The club was an upstart in Cordero’s tenure here (2005 to 2008), and the academy was an upstart a decade ago. Now, each has a foothold. Just as the Nats have legends to bring back from the past, the academy has alumni who know what the kids there are going through. More than 30 of the summer coaches came up through the academy’s programs, some starting in third grade. Kids have earned scholarships. More than a dozen alumni are playing college baseball. The academy is ingrained in the Southeast community that surrounds it.

“There’s always work to be done, right?” Alter said. “But taking a moment to stop and look back and kind of assess where we are, it’s exceptional. Remembering 10 years ago, having a bunch of 8- and 9-year-olds show up for the first time, and now seeing those kids being 18, 19 years old — I think it’s safe to say that many of them wouldn’t have picked up a baseball, certainly would not have pursued baseball, were it not for the academy.”

Cordero’s involvement could be the next level. He has dabbled in almost all levels of coaching. He spent two years as the bullpen coach at Cal State Fullerton, his alma mater. He coached two years in Class A ball for the Cincinnati Reds, where one of his charges was a young Josiah Gray, the Nats’ all-star last summer who is invested in spending time at the academy. Cordero coached high school baseball and softball, and his 15-year-old daughter and 12-year-old son play. He has coached travel ball.

It all led to a realization: He preferred coaching, and mentoring, kids.

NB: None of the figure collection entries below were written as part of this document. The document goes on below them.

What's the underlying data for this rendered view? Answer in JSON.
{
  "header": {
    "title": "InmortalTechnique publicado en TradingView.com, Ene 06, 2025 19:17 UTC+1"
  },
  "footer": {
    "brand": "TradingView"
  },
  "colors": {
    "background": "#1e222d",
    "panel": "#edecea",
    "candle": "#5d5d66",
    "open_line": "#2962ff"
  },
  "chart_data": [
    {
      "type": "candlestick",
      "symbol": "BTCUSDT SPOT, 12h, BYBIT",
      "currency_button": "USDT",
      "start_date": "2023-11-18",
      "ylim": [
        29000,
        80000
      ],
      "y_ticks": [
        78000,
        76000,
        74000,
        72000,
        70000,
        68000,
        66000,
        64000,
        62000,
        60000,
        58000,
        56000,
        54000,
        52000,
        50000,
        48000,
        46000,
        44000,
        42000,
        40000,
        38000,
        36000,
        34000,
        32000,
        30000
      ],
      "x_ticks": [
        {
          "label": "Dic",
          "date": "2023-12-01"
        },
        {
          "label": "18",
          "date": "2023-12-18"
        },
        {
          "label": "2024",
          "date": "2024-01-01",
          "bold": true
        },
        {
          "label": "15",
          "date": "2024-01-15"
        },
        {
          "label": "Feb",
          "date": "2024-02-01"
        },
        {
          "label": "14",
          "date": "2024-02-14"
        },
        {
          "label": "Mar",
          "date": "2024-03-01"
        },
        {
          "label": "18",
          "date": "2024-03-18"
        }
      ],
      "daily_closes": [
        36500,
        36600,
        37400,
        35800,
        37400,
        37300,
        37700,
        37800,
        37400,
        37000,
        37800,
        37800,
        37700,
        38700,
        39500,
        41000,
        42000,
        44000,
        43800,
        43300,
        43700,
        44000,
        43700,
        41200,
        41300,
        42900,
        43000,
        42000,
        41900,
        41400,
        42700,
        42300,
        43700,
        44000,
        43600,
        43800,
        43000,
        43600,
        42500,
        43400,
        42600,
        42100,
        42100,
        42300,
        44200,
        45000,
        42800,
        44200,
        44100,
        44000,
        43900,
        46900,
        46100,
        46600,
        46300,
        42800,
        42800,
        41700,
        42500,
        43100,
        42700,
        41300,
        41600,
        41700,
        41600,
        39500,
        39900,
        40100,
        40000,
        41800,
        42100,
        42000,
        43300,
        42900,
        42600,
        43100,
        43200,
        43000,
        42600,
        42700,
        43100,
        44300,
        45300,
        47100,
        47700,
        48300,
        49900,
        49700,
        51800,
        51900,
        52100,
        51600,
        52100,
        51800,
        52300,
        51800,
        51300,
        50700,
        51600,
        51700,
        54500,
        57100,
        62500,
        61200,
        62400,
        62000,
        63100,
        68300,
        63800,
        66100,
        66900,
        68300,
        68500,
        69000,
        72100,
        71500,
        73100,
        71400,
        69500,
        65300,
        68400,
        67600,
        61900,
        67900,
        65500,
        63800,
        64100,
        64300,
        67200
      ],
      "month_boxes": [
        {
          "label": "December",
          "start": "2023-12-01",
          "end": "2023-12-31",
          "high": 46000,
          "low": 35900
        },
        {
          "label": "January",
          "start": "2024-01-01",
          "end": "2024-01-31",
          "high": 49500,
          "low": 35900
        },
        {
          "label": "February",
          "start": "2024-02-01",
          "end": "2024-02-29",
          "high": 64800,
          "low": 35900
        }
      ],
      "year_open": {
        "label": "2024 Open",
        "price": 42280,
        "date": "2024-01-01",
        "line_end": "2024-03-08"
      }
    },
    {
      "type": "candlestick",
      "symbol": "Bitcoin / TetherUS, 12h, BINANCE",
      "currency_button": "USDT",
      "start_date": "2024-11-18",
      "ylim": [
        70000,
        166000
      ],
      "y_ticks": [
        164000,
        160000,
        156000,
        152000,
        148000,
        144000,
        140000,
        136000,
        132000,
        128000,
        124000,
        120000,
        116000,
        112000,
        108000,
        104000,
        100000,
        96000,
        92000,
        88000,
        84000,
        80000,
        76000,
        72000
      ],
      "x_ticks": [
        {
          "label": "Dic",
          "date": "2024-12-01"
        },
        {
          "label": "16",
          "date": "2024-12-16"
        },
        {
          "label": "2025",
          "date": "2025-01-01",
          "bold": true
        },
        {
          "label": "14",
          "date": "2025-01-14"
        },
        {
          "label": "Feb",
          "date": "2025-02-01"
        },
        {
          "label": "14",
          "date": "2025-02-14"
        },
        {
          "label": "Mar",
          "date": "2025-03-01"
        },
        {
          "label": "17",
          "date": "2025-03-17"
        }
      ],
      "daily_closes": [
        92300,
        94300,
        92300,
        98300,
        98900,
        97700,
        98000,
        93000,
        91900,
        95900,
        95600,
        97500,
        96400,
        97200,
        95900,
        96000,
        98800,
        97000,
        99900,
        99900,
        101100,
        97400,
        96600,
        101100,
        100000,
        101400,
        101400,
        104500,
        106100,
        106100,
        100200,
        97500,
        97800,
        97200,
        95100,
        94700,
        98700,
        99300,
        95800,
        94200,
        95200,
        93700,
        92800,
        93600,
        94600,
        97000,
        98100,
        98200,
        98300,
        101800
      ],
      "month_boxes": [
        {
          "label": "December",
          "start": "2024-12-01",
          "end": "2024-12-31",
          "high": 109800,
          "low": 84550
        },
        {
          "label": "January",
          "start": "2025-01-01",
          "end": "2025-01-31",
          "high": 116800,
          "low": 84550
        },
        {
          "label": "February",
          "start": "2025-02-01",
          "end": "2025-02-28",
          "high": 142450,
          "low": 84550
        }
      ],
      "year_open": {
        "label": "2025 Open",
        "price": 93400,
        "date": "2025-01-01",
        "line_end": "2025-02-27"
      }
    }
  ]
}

“Because if you can make them a better player on the field, it’s going to help them off the field,” Cordero said. “You can kind of teach them responsibility.”

He was wearing a Nationals Youth Baseball Academy ball cap, brim flattened out. He wore a Nationals “Fight Finished” sweatshirt and black shorts affixed with the curly W.

Chad Cordero went away. Welcome him back home.

“I just want to be able to help this organization in any way I can,” he said. “Even though I’m not over at Nats Park, I’m still working for the Nationals, right? You can’t beat that.”